JSON validation is the process of checking whether a text string conforms to the JSON specification defined in RFC 8259 and ECMA-404. Valid JSON must use double quotes for strings and keys, separate key-value pairs with colons, separate items with commas (no trailing commas), use matched curly braces for objects and square brackets for arrays, and contain only allowed value types: string, number, boolean, null, object, and array. A validator parses the input and reports any deviations from these rules with specific error locations.
Why JSON Validation Matters
Invalid JSON causes parsing failures that can crash applications, break API integrations, and corrupt data pipelines. A single missing comma or unmatched bracket in a 10,000-line configuration file can take hours to find manually. JSON validators catch these errors instantly with precise error locations. In production environments, validating JSON before processing prevents downstream failures and provides meaningful error messages instead of cryptic parsing exceptions.

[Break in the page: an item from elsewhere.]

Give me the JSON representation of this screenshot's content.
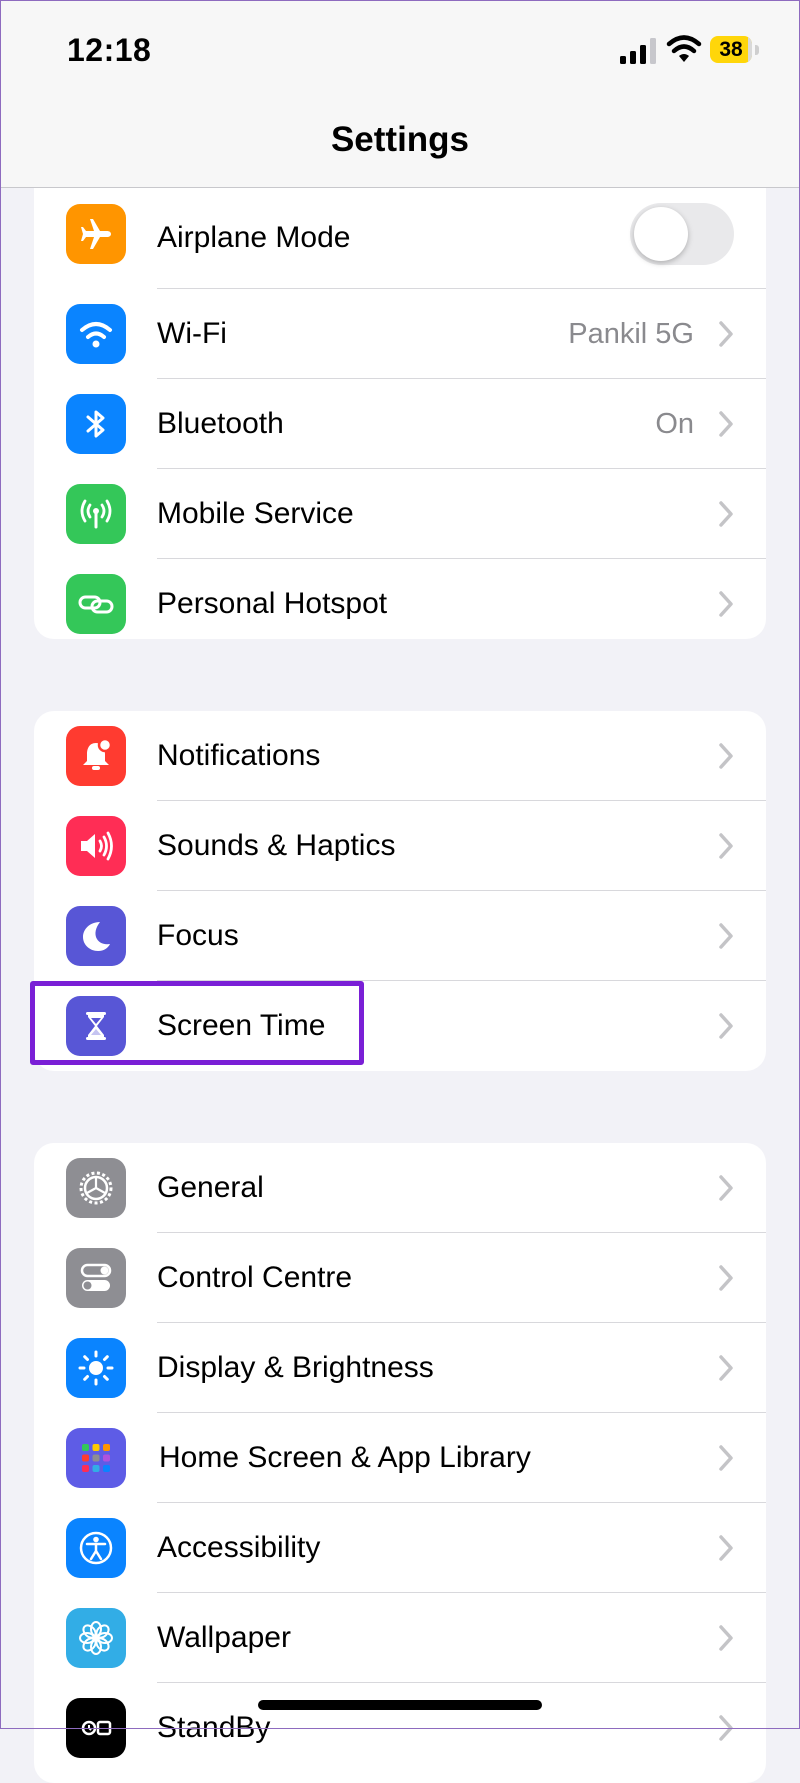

Common JSON Errors and How to Fix Them
The most frequent JSON errors include: trailing commas after the last item in an array or object (remove the comma), single quotes instead of double quotes (replace with double quotes), unquoted keys (add double quotes), comments (JSON does not support comments — remove them or use JSONC), NaN and Infinity values (use null or string representation), and undefined values (use null instead). Each of these errors violates the JSON specification and will cause parsers to reject the data.

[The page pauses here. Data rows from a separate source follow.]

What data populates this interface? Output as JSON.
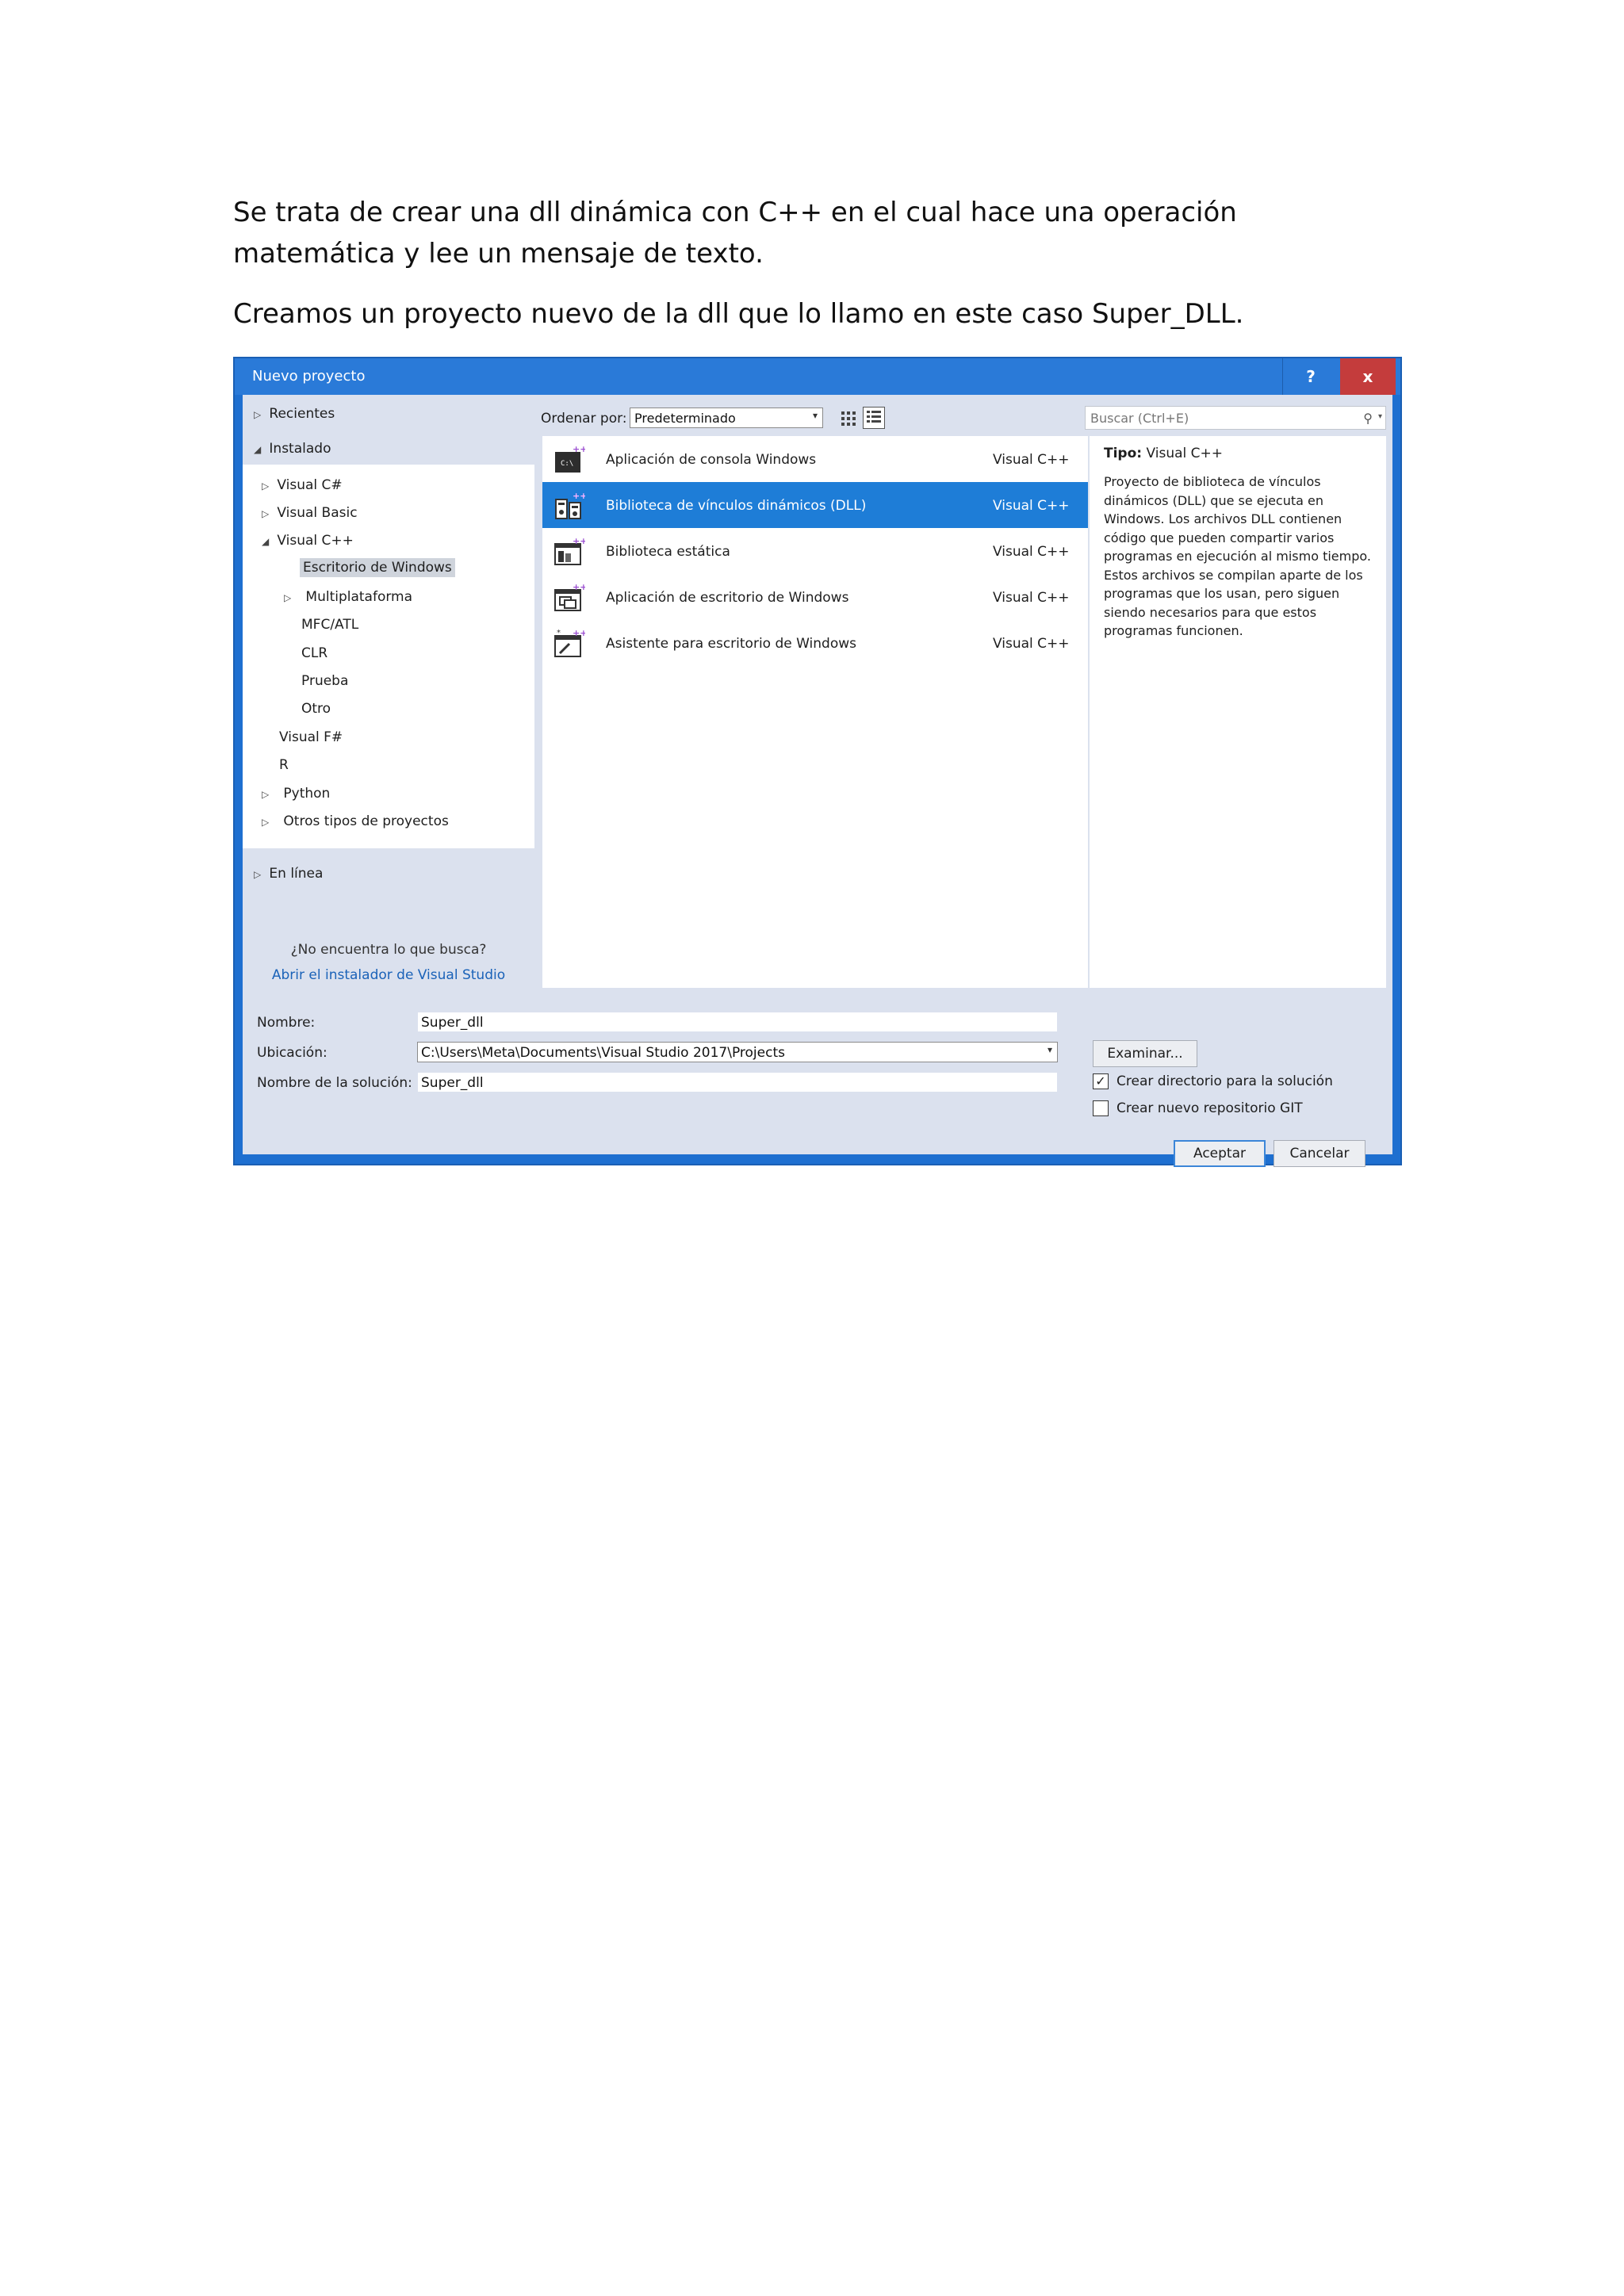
{
  "document": {
    "paragraphs": [
      "Se trata de crear una dll dinámica con C++ en el cual hace una operación matemática y lee un mensaje de texto.",
      "Creamos un proyecto nuevo de la dll que lo llamo en este caso Super_DLL."
    ]
  },
  "dialog": {
    "title": "Nuevo proyecto",
    "help_label": "?",
    "close_label": "x",
    "left": {
      "recent": "Recientes",
      "installed": "Instalado",
      "tree": [
        {
          "label": "Visual C#",
          "expander": "▷"
        },
        {
          "label": "Visual Basic",
          "expander": "▷"
        },
        {
          "label": "Visual C++",
          "expander": "◢"
        },
        {
          "label": "Escritorio de Windows",
          "expander": ""
        },
        {
          "label": "Multiplataforma",
          "expander": "▷"
        },
        {
          "label": "MFC/ATL",
          "expander": ""
        },
        {
          "label": "CLR",
          "expander": ""
        },
        {
          "label": "Prueba",
          "expander": ""
        },
        {
          "label": "Otro",
          "expander": ""
        },
        {
          "label": "Visual F#",
          "expander": ""
        },
        {
          "label": "R",
          "expander": ""
        },
        {
          "label": "Python",
          "expander": "▷"
        },
        {
          "label": "Otros tipos de proyectos",
          "expander": "▷"
        }
      ],
      "online": "En línea",
      "not_found": "¿No encuentra lo que busca?",
      "installer_link": "Abrir el instalador de Visual Studio"
    },
    "toolbar": {
      "sort_label": "Ordenar por:",
      "sort_value": "Predeterminado",
      "search_placeholder": "Buscar (Ctrl+E)"
    },
    "templates": [
      {
        "name": "Aplicación de consola Windows",
        "lang": "Visual C++",
        "icon": "console-app-icon",
        "selected": false
      },
      {
        "name": "Biblioteca de vínculos dinámicos (DLL)",
        "lang": "Visual C++",
        "icon": "dll-icon",
        "selected": true
      },
      {
        "name": "Biblioteca estática",
        "lang": "Visual C++",
        "icon": "static-lib-icon",
        "selected": false
      },
      {
        "name": "Aplicación de escritorio de Windows",
        "lang": "Visual C++",
        "icon": "desktop-app-icon",
        "selected": false
      },
      {
        "name": "Asistente para escritorio de Windows",
        "lang": "Visual C++",
        "icon": "desktop-wizard-icon",
        "selected": false
      }
    ],
    "description": {
      "type_label": "Tipo:",
      "type_value": "Visual C++",
      "lines": [
        "Proyecto de biblioteca de vínculos",
        "dinámicos (DLL) que se ejecuta en",
        "Windows. Los archivos DLL contienen",
        "código que pueden compartir varios",
        "programas en ejecución al mismo tiempo.",
        "Estos archivos se compilan aparte de los",
        "programas que los usan, pero siguen",
        "siendo necesarios para que estos",
        "programas funcionen."
      ]
    },
    "form": {
      "name_label": "Nombre:",
      "name_value": "Super_dll",
      "location_label": "Ubicación:",
      "location_value": "C:\\Users\\Meta\\Documents\\Visual Studio 2017\\Projects",
      "solution_label": "Nombre de la solución:",
      "solution_value": "Super_dll",
      "browse_label": "Examinar...",
      "create_dir_label": "Crear directorio para la solución",
      "create_dir_checked": true,
      "create_git_label": "Crear nuevo repositorio GIT",
      "create_git_checked": false,
      "ok_label": "Aceptar",
      "cancel_label": "Cancelar"
    },
    "colors": {
      "titlebar": "#2a7ad8",
      "close": "#c43c3c",
      "selection": "#1e7dd7",
      "link": "#1a62b8"
    }
  }
}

Best Practices for JSON Validation
Validate JSON at every system boundary — when receiving API requests, reading config files, and processing user input. Use schema validation (JSON Schema) for structural validation beyond basic syntax checking. Implement validation in CI/CD pipelines to catch config errors before deployment. For human-edited JSON files, consider using JSONC (JSON with comments) during editing and stripping comments before validation and deployment.